The credit relief and liquidity injection schemes presented on Wednesday by the Reserve Bank of India RBI raise the question: What is next to reduce the pandemic impact on Asia’s third-largest economy?
In the middle of sticky inflation, the Benchmark rates remain unchanged for a year so that RBI has relied on a number of unorthodox policies. It has included a ‘Operation Twist’ type of Federal Reserve and a facility known as the Targeted Longer-Term Refinancing Operations, as well as its own version of quantitative facilitation.
Here is a look at what Governor Shaktikanta Das can do otherwise as a result of the pandemic:
RBI CAPS 2.0
RBI’s version of quantitative easing is the State Securities Acquisition Program (GSAP) — when central banks acquire financial assets, mainly government bonds, to pump cash into the banking system.
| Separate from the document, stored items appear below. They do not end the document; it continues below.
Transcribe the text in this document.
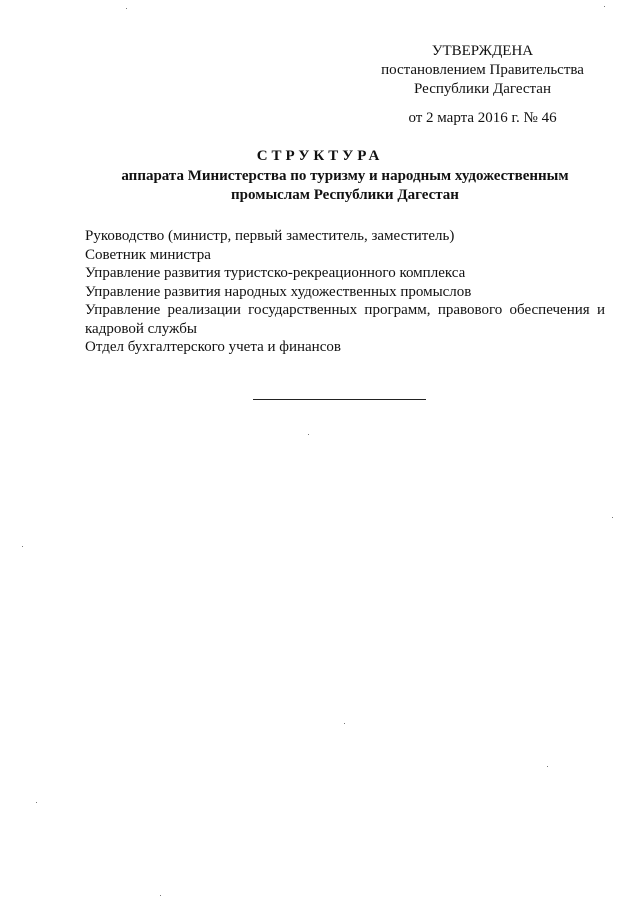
УТВЕРЖДЕНА
постановлением Правительства
Республики Дагестан
от 2 марта 2016 г. № 46
СТРУКТУРА
аппарата Министерства по туризму и народным художественным
промыслам Республики Дагестан
Руководство (министр, первый заместитель, заместитель)
Советник министра
Управление развития туристско-рекреационного комплекса
Управление развития народных художественных промыслов
Управление реализации государственных программ, правового обеспечения и кадровой службы
Отдел бухгалтерского учета и финансов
When Das last month introduced its programme of 1 trillion rupees ($13.5 billion), he suggested that there could be more in store.
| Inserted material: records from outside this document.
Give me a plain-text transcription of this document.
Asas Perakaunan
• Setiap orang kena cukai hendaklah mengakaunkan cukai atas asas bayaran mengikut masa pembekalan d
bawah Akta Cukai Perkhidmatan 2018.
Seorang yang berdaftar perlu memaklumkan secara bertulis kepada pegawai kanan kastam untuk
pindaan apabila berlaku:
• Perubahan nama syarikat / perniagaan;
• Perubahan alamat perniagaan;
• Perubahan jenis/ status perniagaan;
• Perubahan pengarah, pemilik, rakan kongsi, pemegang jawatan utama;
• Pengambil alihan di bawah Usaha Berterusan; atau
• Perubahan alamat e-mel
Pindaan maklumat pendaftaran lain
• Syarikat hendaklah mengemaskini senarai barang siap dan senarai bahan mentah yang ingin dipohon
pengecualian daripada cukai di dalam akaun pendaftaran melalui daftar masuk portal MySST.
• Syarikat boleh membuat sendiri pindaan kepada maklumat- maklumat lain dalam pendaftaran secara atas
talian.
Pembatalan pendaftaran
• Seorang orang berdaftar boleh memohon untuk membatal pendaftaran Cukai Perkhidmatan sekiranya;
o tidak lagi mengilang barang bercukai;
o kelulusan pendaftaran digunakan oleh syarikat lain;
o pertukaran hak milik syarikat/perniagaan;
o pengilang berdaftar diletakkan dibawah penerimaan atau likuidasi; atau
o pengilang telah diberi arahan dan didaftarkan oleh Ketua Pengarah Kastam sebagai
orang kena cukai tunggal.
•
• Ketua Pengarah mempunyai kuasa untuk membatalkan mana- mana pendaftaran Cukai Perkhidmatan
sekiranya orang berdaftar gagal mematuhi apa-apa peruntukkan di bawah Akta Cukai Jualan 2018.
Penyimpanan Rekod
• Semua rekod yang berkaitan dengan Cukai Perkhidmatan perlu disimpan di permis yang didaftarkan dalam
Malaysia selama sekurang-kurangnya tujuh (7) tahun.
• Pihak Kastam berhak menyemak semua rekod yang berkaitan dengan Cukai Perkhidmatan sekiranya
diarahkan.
“We announced the quantum for this quarter and for the second quarter there should also be an element of surprise,” Das said last month. “It’s not one-off advertising.”
Despite stubborn inflationary expectations and doubts about the government’s ability to stick to its debt plan, the programme has helped RBI to lower bond rates and has managed to keep total borrowing costs under control.
More turns
As part of its borrowing costs control efforts, RBI used its own version of Operation Twist – the short-term purchase of bonds to keep the yield curve down.
In view of its impact on borrowing costs in the wider economy, Das repeatedly urged traders to treat the bond rate curve as a “public good.”
“The RBI is now working with system liquidity to increasingly channel its liquidity activities to promote stimuli for growth, in particular at the grass-roots level,” he said Wednesday.
Moratoriums on loans
As the banking sector regulator, the RBI can ease loan repayment rules particularly in areas severely affected by the second pandemic, such as tourism, hospitality, aviation, and the small-scale industry.
Kavita Chacko, a Care Ratings Ltd. economist, said Wednesday’s announcements would include a moratorium on the loan.
“That’s something you can look at later on,” she said. “Some of the sectors most affected, even small businesses, can then come up with measures to alleviate distress.”
Stay comfortable
Although its policy rate has remained the same since mid-2020, the Monetary Policy Committee of RBI will probably remain unchanged until a recovery rate setter is sure to start. Deputy Governor Michael Patra said inflationary pressures could be neglected due to weak demand, while his central bank counterpart Mridul Saggar believes that supporting growth now stands as a priority.
This would allow policymakers to keep rates lower even if they do not further decrease.
“Rate cuts are currently improbable unless the growth outlook significantly deteriorates,” said Rahul Bajoria, Barclays Bank Plc Senior Economist at Mumbai. “As long as the Monetary Policy Committee maintains a predicament, it is likely that it will rely on nonconventional policies.”